I managed to get off to work on time and on the bike. It was too nice not to ride the bike. Though it was chilly, it was also sunny and a lot less windy. That may be part of why we were fairly quiet today. It was steady, but not overwhelmingly busy, and nothing like it usually is on a Sunday. I spent the entire afternoon pushing carts while college boys handled the inside chores and was in and out with no trouble.
Put on Ben Bagley's Noel Coward Revisited after I changed and settled down. Coward was probably the best-known British songwriter in the US before the Beatles came across the Atlantic, but there's some of his songs that aren't as familiar over here as they could be. The chorus numbers "London at Night" and "Evening In Summer" make fun of habits and nightlife in England's main city. "The Wife of an Acrobat" features a hilarious turn from Hermoinie Gingold, while Dorothy Louden gets the touching "If Love Were All" from the operetta Bitter Sweet. Nancy Andrews has more fun with "Chase Me Charlie."

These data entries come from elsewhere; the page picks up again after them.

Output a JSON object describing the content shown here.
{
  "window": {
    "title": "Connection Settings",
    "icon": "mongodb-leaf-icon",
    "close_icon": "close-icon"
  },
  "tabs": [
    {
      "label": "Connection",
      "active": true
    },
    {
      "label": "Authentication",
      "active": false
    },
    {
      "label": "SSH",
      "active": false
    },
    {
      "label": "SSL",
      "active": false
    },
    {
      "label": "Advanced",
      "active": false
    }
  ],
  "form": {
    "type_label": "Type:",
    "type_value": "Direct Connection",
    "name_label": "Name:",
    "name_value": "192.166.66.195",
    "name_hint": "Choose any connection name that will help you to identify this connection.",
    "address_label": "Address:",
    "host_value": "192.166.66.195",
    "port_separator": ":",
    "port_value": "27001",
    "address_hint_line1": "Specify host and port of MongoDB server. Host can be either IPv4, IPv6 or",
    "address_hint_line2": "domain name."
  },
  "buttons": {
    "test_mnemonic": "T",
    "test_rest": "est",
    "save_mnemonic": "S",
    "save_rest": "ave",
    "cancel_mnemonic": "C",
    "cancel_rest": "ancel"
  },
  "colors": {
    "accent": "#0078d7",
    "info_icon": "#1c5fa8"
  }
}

Finished the night after a shower with dinner and the Match Game marathon. Crusty character actor Ed Asner was appearing as Lou Grant on The Mary Tyler Moore Show when he first appeared on Match Game in 1975. He wasn't the best at matching, but his tough common sense made a nice contrast to some of the wilder personalities around him. He and Richard Dawson weren't too thrilled with Lyle, a go-getting contestant from Las Vegas whose cockiness seemed to rub them the wrong way in mid-1976. Early in 1977, he saw the last episodes featuring George, that super-sweet contestant who won more games than anyone. George was also the first male contestant to play another male contestant when they ran out of female contestants.
Asner is probably best-known with Match Game fans nowadays for taking part in the infamous School Riot during a July 1977 episode. Producer and judge Ira Skutch matched Ed and Brett Somers' "college," but not Richard and Debralee Scott's "finishing school." They both put up a fight, the contestant riled up the audience, and Gene couldn't keep order. Even Brett and Charles' gag about Charles being "the first victim of the School Riot" didn't really make things better.
Asner's last appearance was in late 1978. It was the only time he sat in the fifth seat that had been vacated by Richard just weeks before. Valerie Bertanelli was barely 19 when she sat in the fourth ingenue seat and wasn't comfortable with Ed and Gene hitting on her all week, which is why she only allowed this week to be seen after Asner's death in 2021. (The nighttime episode still isn't available.) Patty Duke and Nipsey Russell are having a lot more fun in the first and last seats.
It's a riot of hilarity with Mr. Grant himself in this wild and wacky marathon!
Oh, and the clouds moved in somewhere around the start of the marathon, but the heavy rains didn't arrive until quarter of 1 AM. It's been off and on ever since.